Isso continuava sendo verdade.
A despeito de jurar que mudaria promessas só não permanecem vazias nas fábulas. Quando a fome ataca, sobreviver é a prioridade e ser herói não era para Razarthan, o sem coração. Assim pensava o ladino.
Felizmente sua reputação ainda garantia algum serviço apesar do dedo perdido, na maldita loja de Argoluli, o desgraçado, gnomo bastardo.
Estava a serviço do infame Legado de Safira, sua missão era corriqueira.

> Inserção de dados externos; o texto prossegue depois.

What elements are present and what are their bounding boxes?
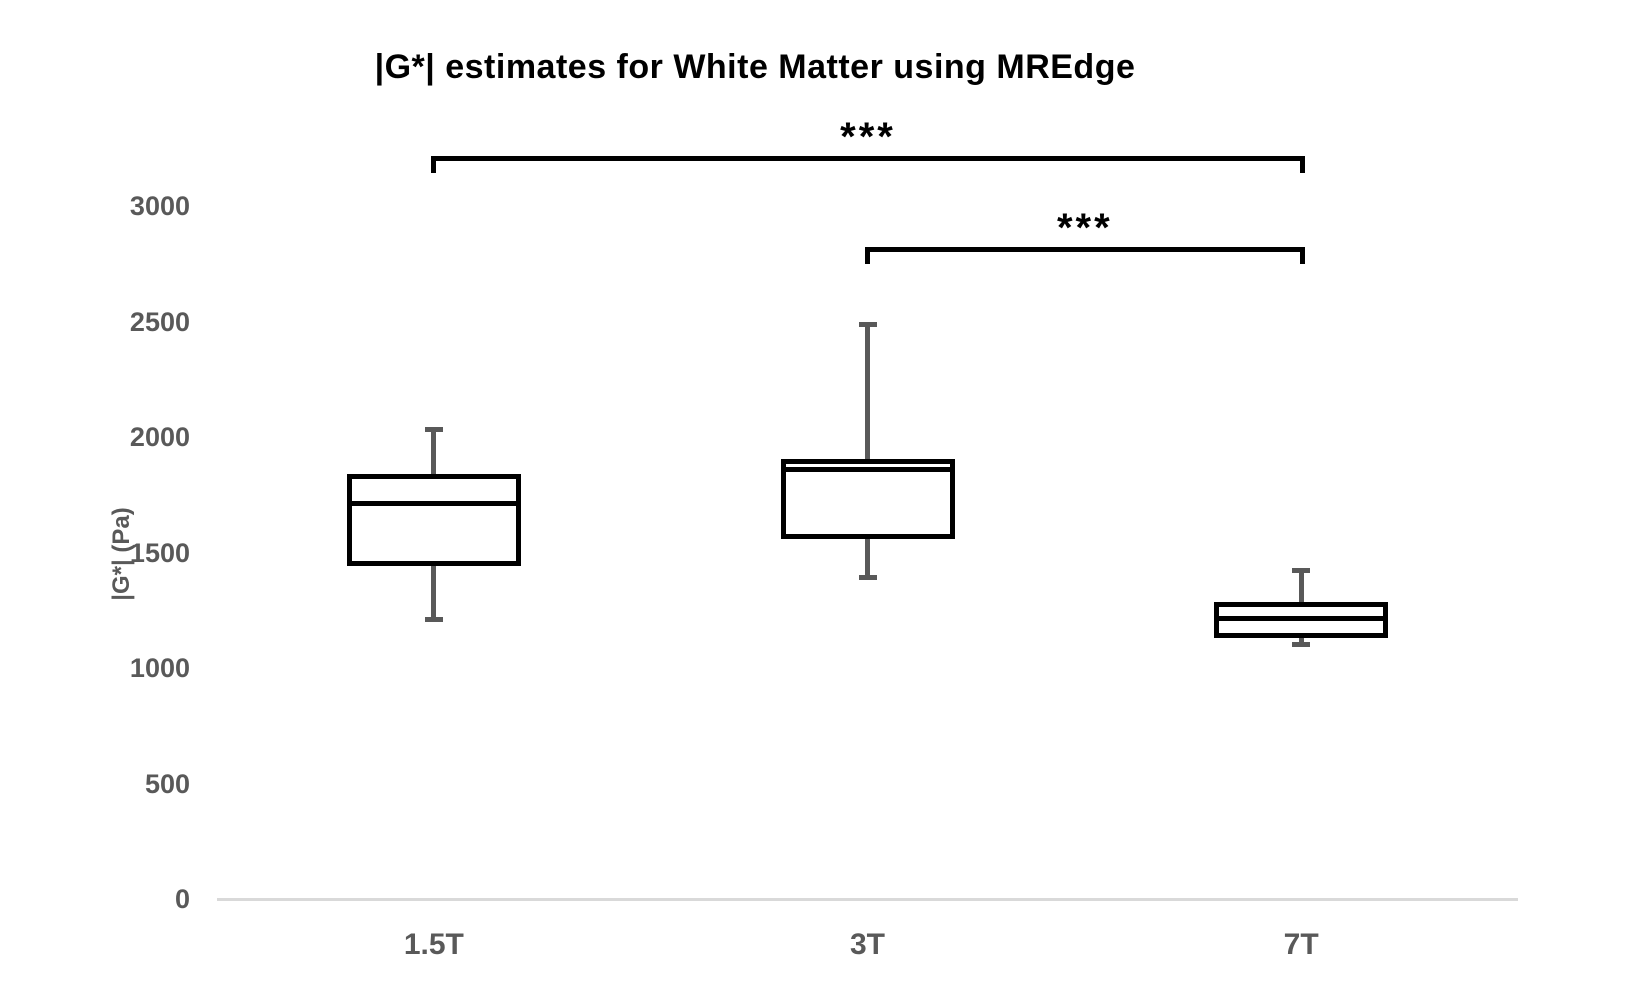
y-tick-label: 2000: [129, 422, 190, 452]
whisker-lower-line: [431, 566, 437, 622]
box-1.5T: [346, 473, 521, 567]
sig-bracket-tick-left: [430, 156, 436, 173]
sig-bracket-tick-right: [1300, 156, 1306, 173]
box-3T: [780, 458, 955, 539]
whisker-lower-line: [865, 538, 870, 581]
whisker-lower-cap: [1292, 642, 1311, 648]
y-tick-label: 2500: [129, 306, 190, 337]
whisker-lower-cap: [858, 575, 877, 581]
whisker-upper-line: [1298, 567, 1304, 603]
whisker-lower-cap: [424, 616, 443, 622]
sig-label: ***: [1056, 206, 1113, 250]
whisker-upper-cap: [424, 426, 443, 432]
whisker-upper-line: [431, 426, 437, 474]
x-category-label: 7T: [1283, 928, 1319, 961]
x-category-label: 1.5T: [403, 928, 464, 961]
whisker-upper-line: [865, 321, 870, 459]
chart-title: |G*| estimates for White Matter using MR…: [374, 48, 1136, 86]
sig-label: ***: [840, 115, 896, 159]
median-1.5T: [346, 501, 521, 507]
sig-bracket-line: [864, 247, 1306, 252]
y-tick-label: 0: [174, 884, 190, 914]
y-tick-label: 1000: [129, 653, 190, 683]
sig-bracket-tick-left: [864, 247, 870, 264]
y-tick-label: 1500: [129, 537, 190, 568]
x-axis-baseline: [217, 898, 1518, 901]
sig-bracket-tick-right: [1300, 247, 1306, 264]
y-tick-label: 500: [144, 768, 190, 799]
x-category-label: 3T: [849, 928, 885, 961]
y-tick-label: 3000: [129, 191, 190, 221]
whisker-upper-cap: [1292, 567, 1311, 573]
sig-bracket-line: [430, 156, 1306, 161]
median-7T: [1214, 615, 1389, 621]
median-3T: [780, 466, 955, 472]
whisker-upper-cap: [858, 321, 877, 327]
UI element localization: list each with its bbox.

Facilitar o acesso á uma ruína supostamente localizada na Mesa Carmesim, também conhecido como O Grande Tabuleiro. Essa era uma das pitorescas alcunhas do mal-afamado território.
“Na mesa carmesim, repousa um tabuleiro de um jogo onde a aposta é vida ou morte”.
Essa é a reputação do território. Lírico não é mesmo?
Não é um lugar para amadores, e o próprio Razarthan estava ali pela primeira vez. Pelos olhares ansiosos da comitiva que acompanhava, suspeitava que não fosse o único virgem naquela que poderia ser uma orgia sangrenta.
A contratante e líder da expedição, Ester de Safira, garantiu que estariam acompanhados de seus vinte melhores “cavaleiros” e que ele seria ricamente remunerado, além de levar dez por cento de qualquer butim encontrado. Se sobrevivesse, é claro.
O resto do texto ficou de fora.